I can say little more at this time, respecting the Estate of the deceased Colo. Thos Colvill than what is contained in my account of it to Major Swan (resited in one of the letters which you put into my hands) except that I have used every means in my power lately to Collect materials (and very defective indeed they are) for a final settlement of the Administration.

What the surplus of the [e]state will be, when the debts and Legacies are all paid, is more than I can inform you—the Testator himself, as will appear by his will, had a doubt of their being any—and what will be done with it, if there should, must be a matter for future determination, when the Administration is closed, which it is my sincere wish to do so as fast as the nature of the case will admit; I shall for my own Justification, and security, take Council with respect to the application of the surplus, if any, under the existing Laws of this Country.2 The auther of the letters of Instruction to you is mistaken I conceive when he says the claim of one Clawson was admitted—unless by admission he m⟨e⟩ans that it was received.3 If this was not his idea, it will give him no pleasure to be informed that near twenty others, I believe, have been admitted in the same way under the indefinite, and I might add, indegested clause of the will which has stirred up so many pretenders as to render it a matter of difficult investigation to determine rightly in the case. With great esteem & regard I am Sir yr most Obed. Servant

G. Washington.

LB, DLC:GW. ALS offered for sale in McKay catalog no. 988, item 991.

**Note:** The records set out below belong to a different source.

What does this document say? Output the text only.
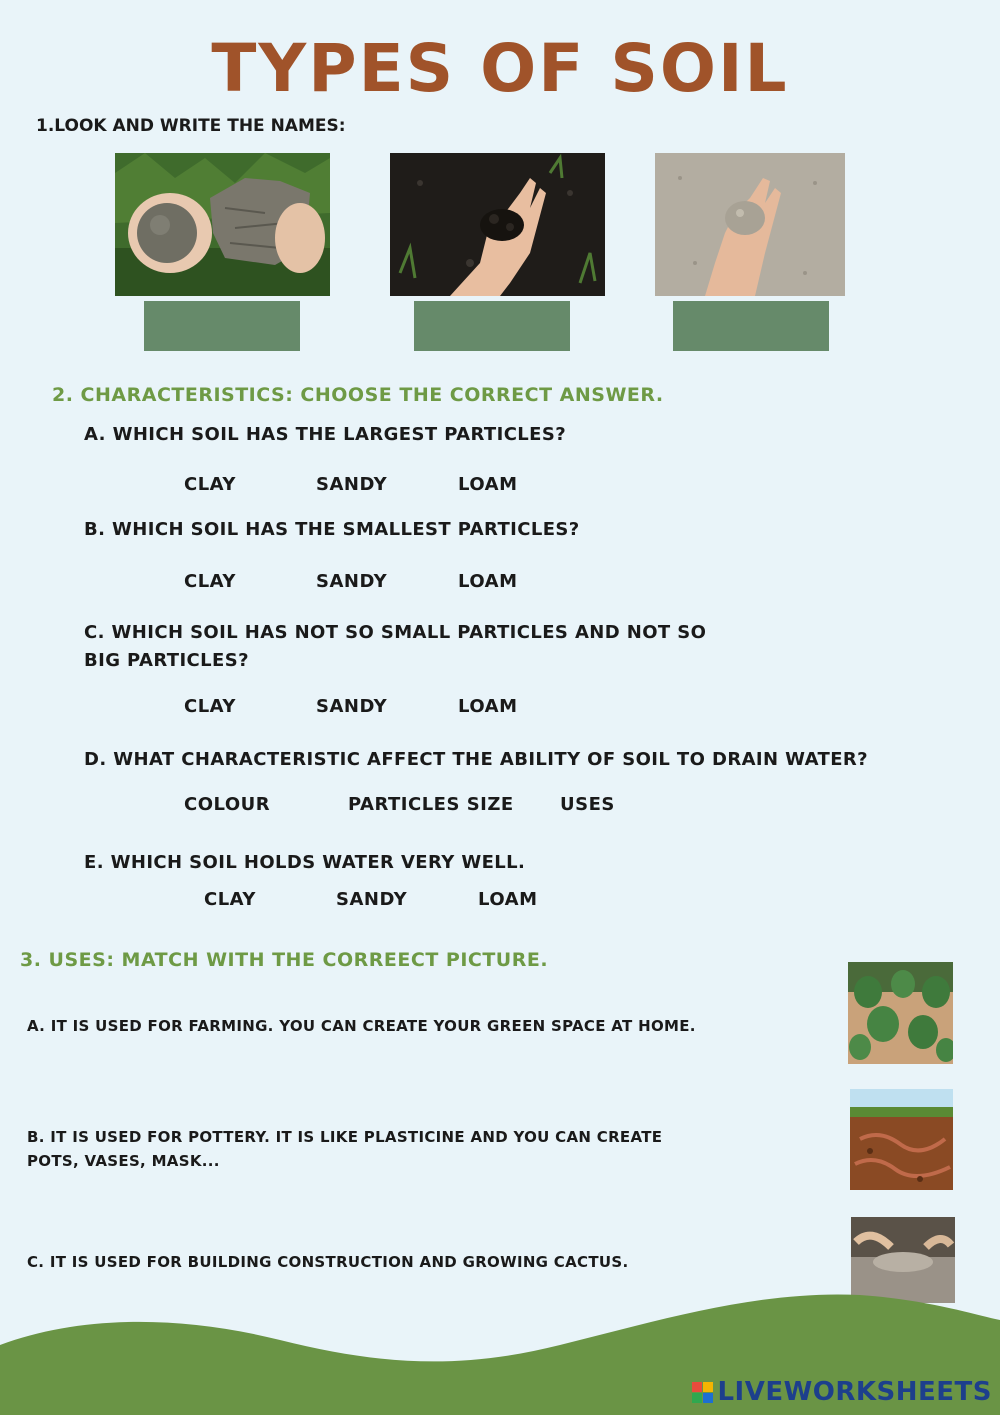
TYPES OF SOIL
1.LOOK AND WRITE THE NAMES:
2. CHARACTERISTICS: CHOOSE THE CORRECT ANSWER.
A. WHICH SOIL HAS THE LARGEST PARTICLES?
CLAY	SANDY	LOAM
B. WHICH SOIL HAS THE SMALLEST PARTICLES?
CLAY	SANDY	LOAM
C. WHICH SOIL HAS NOT SO SMALL PARTICLES AND NOT SO
BIG PARTICLES?
CLAY	SANDY	LOAM
D. WHAT CHARACTERISTIC AFFECT THE ABILITY OF SOIL TO DRAIN WATER?
COLOUR	PARTICLES SIZE	USES
E. WHICH SOIL HOLDS WATER VERY WELL.
CLAY	SANDY	LOAM
3. USES: MATCH WITH THE CORREECT PICTURE.
A. IT IS USED FOR FARMING. YOU CAN CREATE YOUR GREEN SPACE AT HOME.
B. IT IS USED FOR POTTERY. IT IS LIKE PLASTICINE AND YOU CAN CREATE
POTS, VASES, MASK...
C. IT IS USED FOR BUILDING CONSTRUCTION AND GROWING CACTUS.
LIVEWORKSHEETS
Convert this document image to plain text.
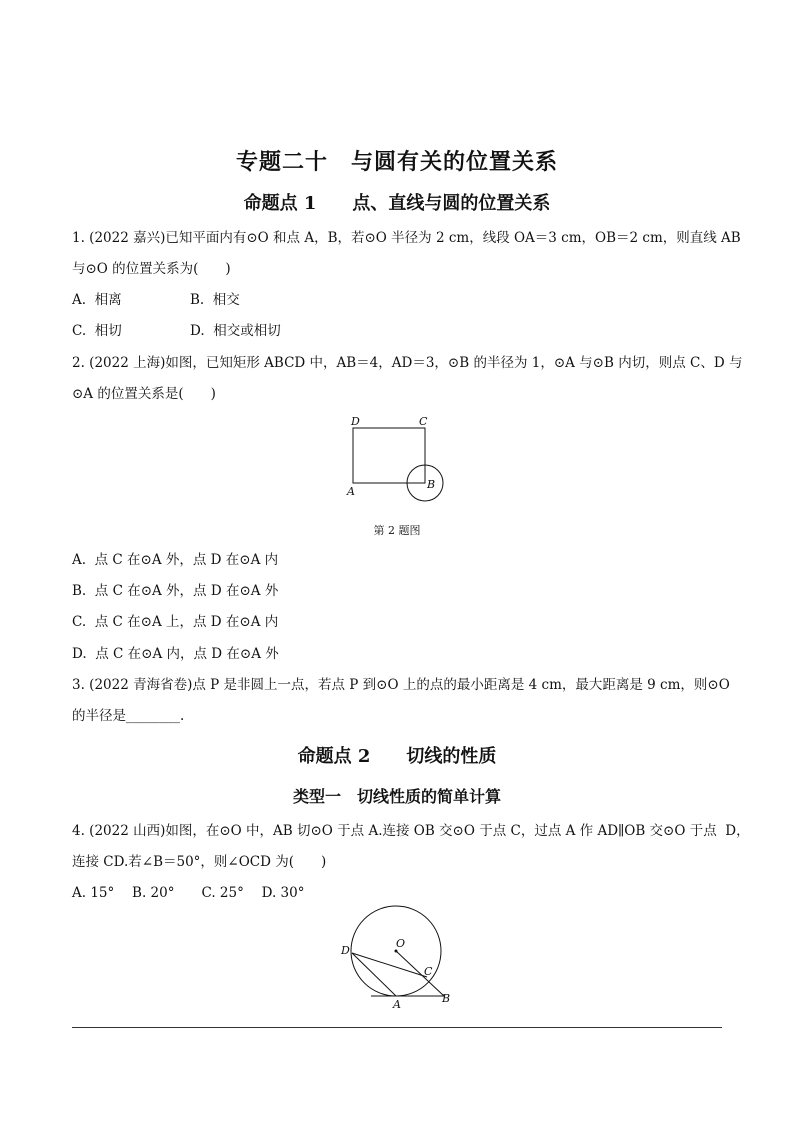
专题二十　与圆有关的位置关系
命题点 1　　点、直线与圆的位置关系
1. (2022 嘉兴)已知平面内有⊙O 和点 A，B，若⊙O 半径为 2 cm，线段 OA＝3 cm，OB＝2 cm，则直线 AB
与⊙O 的位置关系为(　　)
A.  相离	B.  相交
C.  相切	D.  相交或相切
2. (2022 上海)如图，已知矩形 ABCD 中，AB＝4，AD＝3，⊙B 的半径为 1，⊙A 与⊙B 内切，则点 C、D 与
⊙A 的位置关系是(　　)
D	C
A
B
第 2 题图
A.  点 C 在⊙A 外，点 D 在⊙A 内
B.  点 C 在⊙A 外，点 D 在⊙A 外
C.  点 C 在⊙A 上，点 D 在⊙A 内
D.  点 C 在⊙A 内，点 D 在⊙A 外
3. (2022 青海省卷)点 P 是非圆上一点，若点 P 到⊙O 上的点的最小距离是 4 cm，最大距离是 9 cm，则⊙O
的半径是________.
命题点 2　　切线的性质
类型一　切线性质的简单计算
4. (2022 山西)如图，在⊙O 中，AB 切⊙O 于点 A.连接 OB 交⊙O 于点 C，过点 A 作 AD∥OB 交⊙O 于点  D，
连接 CD.若∠B＝50°，则∠OCD 为(　　)
A. 15°　 B. 20°　　C. 25°　 D. 30°
O
D
C
A	B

1Rumney dined at Mount Vernon on Sunday, 1 April, when he may have spoken of Mrs. Wilson, who has not been identified. See Diaries description begins Donald Jackson and Dorothy Twohig, eds. The Diaries of George Washington. 6 vols. Charlottesville, Va., 1976–79. description ends , 5:126.

2For references to the protracted efforts to settle Thomas Colvill’s estate, see GW to John Swan, 23 May 1785, and note 2 of that document. See also Rumney to GW, 22 Jan. 1788, and GW to Rumney, 24 Jan. 1788. After the estate was finally settled in 1797, GW wrote George Pearson on 15 Sept. 1797 that the residue of Colvill’s estate came to “nine hundred and thirty two pound⟨s,⟩ seventeen shillings an[d] seven pence three farthings.”

3“One Clawson” has not been identified.